Jensen Huang GTC Keynote Speech Transcript

Welcome to GTC. This past year has been remarkable. The goal is to create a new world, and through the power of artificial intelligence, this presentation will transport you to NVIDIA’s headquarters, the heart of its operations.

The past year has been filled with incredible developments, and there are many exciting topics to discuss. This presentation will proceed without a script or teleprompter, covering a wide range of subjects.

First, gratitude is extended to all the sponsors and participants of this conference. Representation spans nearly every industry, including healthcare, transportation, retail, and the broader computer industry. The presence of such a diverse group is greatly appreciated. Thank you for your sponsorship.

GTC began with GeForce. It originated with GeForce. Today, the GeForce 5090 is presented. Unbelievably, 25 years after its inception, GeForce is sold out worldwide.

The 5090 represents the Blackwell generation.
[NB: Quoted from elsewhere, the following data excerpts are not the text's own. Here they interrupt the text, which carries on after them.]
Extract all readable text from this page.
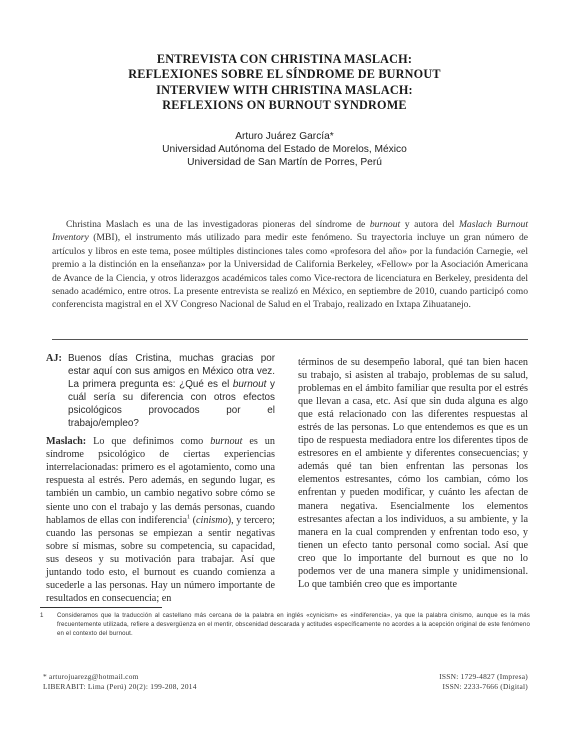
ENTREVISTA CON CHRISTINA MASLACH:
REFLEXIONES SOBRE EL SÍNDROME DE BURNOUT
INTERVIEW WITH CHRISTINA MASLACH:
REFLEXIONS ON BURNOUT SYNDROME
Arturo Juárez García*
Universidad Autónoma del Estado de Morelos, México
Universidad de San Martín de Porres, Perú
Christina Maslach es una de las investigadoras pioneras del síndrome de burnout y autora del Maslach Burnout Inventory (MBI), el instrumento más utilizado para medir este fenómeno. Su trayectoria incluye un gran número de artículos y libros en este tema, posee múltiples distinciones tales como «profesora del año» por la fundación Carnegie, «el premio a la distinción en la enseñanza» por la Universidad de California Berkeley, «Fellow» por la Asociación Americana de Avance de la Ciencia, y otros liderazgos académicos tales como Vice-rectora de licenciatura en Berkeley, presidenta del senado académico, entre otros. La presente entrevista se realizó en México, en septiembre de 2010, cuando participó como conferencista magistral en el XV Congreso Nacional de Salud en el Trabajo, realizado en Ixtapa Zihuatanejo.
AJ: Buenos días Cristina, muchas gracias por estar aquí con sus amigos en México otra vez. La primera pregunta es: ¿Qué es el burnout y cuál sería su diferencia con otros efectos psicológicos provocados por el trabajo/empleo?

Maslach: Lo que definimos como burnout es un síndrome psicológico de ciertas experiencias interrelacionadas: primero es el agotamiento, como una respuesta al estrés. Pero además, en segundo lugar, es también un cambio, un cambio negativo sobre cómo se siente uno con el trabajo y las demás personas, cuando hablamos de ellas con indiferencia$^1$ (cinismo), y tercero; cuando las personas se empiezan a sentir negativas sobre sí mismas, sobre su competencia, su capacidad, sus deseos y su motivación para trabajar. Así que juntando todo esto, el burnout es cuando comienza a sucederle a las personas. Hay un número importante de resultados en consecuencia; en

términos de su desempeño laboral, qué tan bien hacen su trabajo, si asisten al trabajo, problemas de su salud, problemas en el ámbito familiar que resulta por el estrés que llevan a casa, etc. Así que sin duda alguna es algo que está relacionado con las diferentes respuestas al estrés de las personas. Lo que entendemos es que es un tipo de respuesta mediadora entre los diferentes tipos de estresores en el ambiente y diferentes consecuencias; y además qué tan bien enfrentan las personas los elementos estresantes, cómo los cambian, cómo los enfrentan y pueden modificar, y cuánto les afectan de manera negativa. Esencialmente los elementos estresantes afectan a los individuos, a su ambiente, y la manera en la cual comprenden y enfrentan todo eso, y tienen un efecto tanto personal como social. Así que creo que lo importante del burnout es que no lo podemos ver de una manera simple y unidimensional. Lo que también creo que es importante

1	Consideramos que la traducción al castellano más cercana de la palabra en inglés «cynicism» es «indiferencia», ya que la palabra cinismo, aunque es la más frecuentemente utilizada, refiere a desvergüenza en el mentir, obscenidad descarada y actitudes específicamente no acordes a la acepción original de este fenómeno en el contexto del burnout.
* arturojuarezg@hotmail.com
LIBERABIT: Lima (Perú) 20(2): 199-208, 2014
ISSN: 1729-4827 (Impresa)
ISSN: 2233-7666 (Digital)
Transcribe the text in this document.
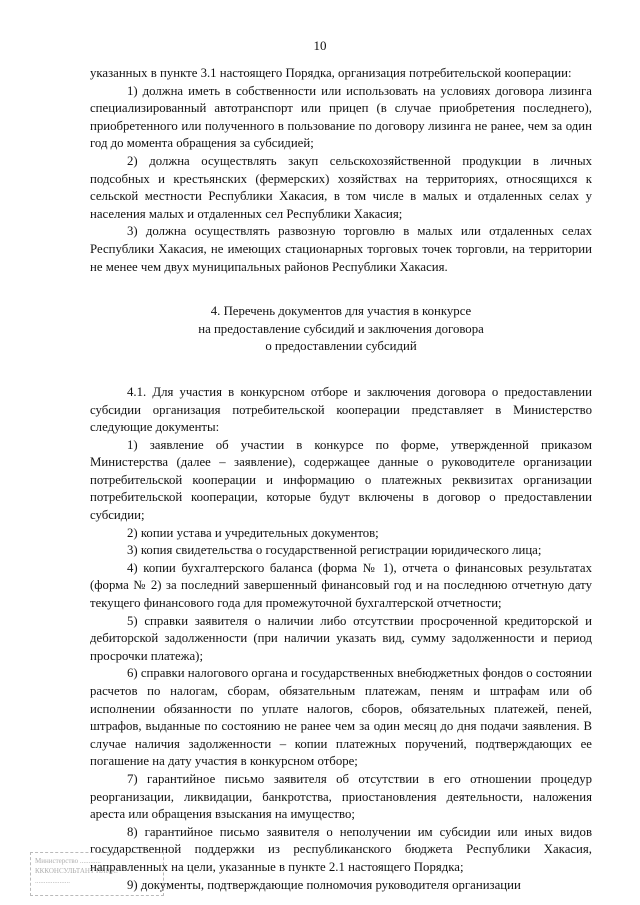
10

указанных в пункте 3.1 настоящего Порядка, организация потребительской кооперации:

1) должна иметь в собственности или использовать на условиях договора лизинга специализированный автотранспорт или прицеп (в случае приобретения последнего), приобретенного или полученного в пользование по договору лизинга не ранее, чем за один год до момента обращения за субсидией;

2) должна осуществлять закуп сельскохозяйственной продукции в личных подсобных и крестьянских (фермерских) хозяйствах на территориях, относящихся к сельской местности Республики Хакасия, в том числе в малых и отдаленных селах у населения малых и отдаленных сел Республики Хакасия;

3) должна осуществлять развозную торговлю в малых или отдаленных селах Республики Хакасия, не имеющих стационарных торговых точек торговли, на территории не менее чем двух муниципальных районов Республики Хакасия.

4. Перечень документов для участия в конкурсе
на предоставление субсидий и заключения договора
о предоставлении субсидий

4.1. Для участия в конкурсном отборе и заключения договора о предоставлении субсидии организация потребительской кооперации представляет в Министерство следующие документы:

1) заявление об участии в конкурсе по форме, утвержденной приказом Министерства (далее – заявление), содержащее данные о руководителе организации потребительской кооперации и информацию о платежных реквизитах организации потребительской кооперации, которые будут включены в договор о предоставлении субсидии;

2) копии устава и учредительных документов;

3) копия свидетельства о государственной регистрации юридического лица;

4) копии бухгалтерского баланса (форма № 1), отчета о финансовых результатах (форма № 2) за последний завершенный финансовый год и на последнюю отчетную дату текущего финансового года для промежуточной бухгалтерской отчетности;

5) справки заявителя о наличии либо отсутствии просроченной кредиторской и дебиторской задолженности (при наличии указать вид, сумму задолженности и период просрочки платежа);

6) справки налогового органа и государственных внебюджетных фондов о состоянии расчетов по налогам, сборам, обязательным платежам, пеням и штрафам или об исполнении обязанности по уплате налогов, сборов, обязательных платежей, пеней, штрафов, выданные по состоянию не ранее чем за один месяц до дня подачи заявления. В случае наличия задолженности – копии платежных поручений, подтверждающих ее погашение на дату участия в конкурсном отборе;

7) гарантийное письмо заявителя об отсутствии в его отношении процедур реорганизации, ликвидации, банкротства, приостановления деятельности, наложения ареста или обращения взыскания на имущество;

8) гарантийное письмо заявителя о неполучении им субсидии или иных видов государственной поддержки из республиканского бюджета Республики Хакасия, направленных на цели, указанные в пункте 2.1 настоящего Порядка;

9) документы, подтверждающие полномочия руководителя организации

Министерство ............
КККОНСУЛЬТАНТ ПЛЮС
....................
Compared to the 49, it boasts a 30% reduction in volume, a 30% improvement in energy dissipation, and delivers unparalleled performance. This advancement is largely attributed to artificial intelligence.

GeForce introduced CUDA to the world, which in turn enabled AI. Now, AI is revolutionizing computer graphics. What you are seeing is real-time computer graphics, 100% path traced. For every pixel rendered, artificial intelligence predicts the other 15. Consider that for every pixel mathematically rendered, artificial intelligence infers the other 15, doing so with such precision that the image appears correct and remains temporally accurate, ensuring stability from frame to frame, forward and backward. This is a significant achievement.

Evolution of AI

Artificial intelligence has made extraordinary progress in just the last 10 years. While discussions about AI have been ongoing for a longer period, it truly entered the world’s consciousness about a decade ago.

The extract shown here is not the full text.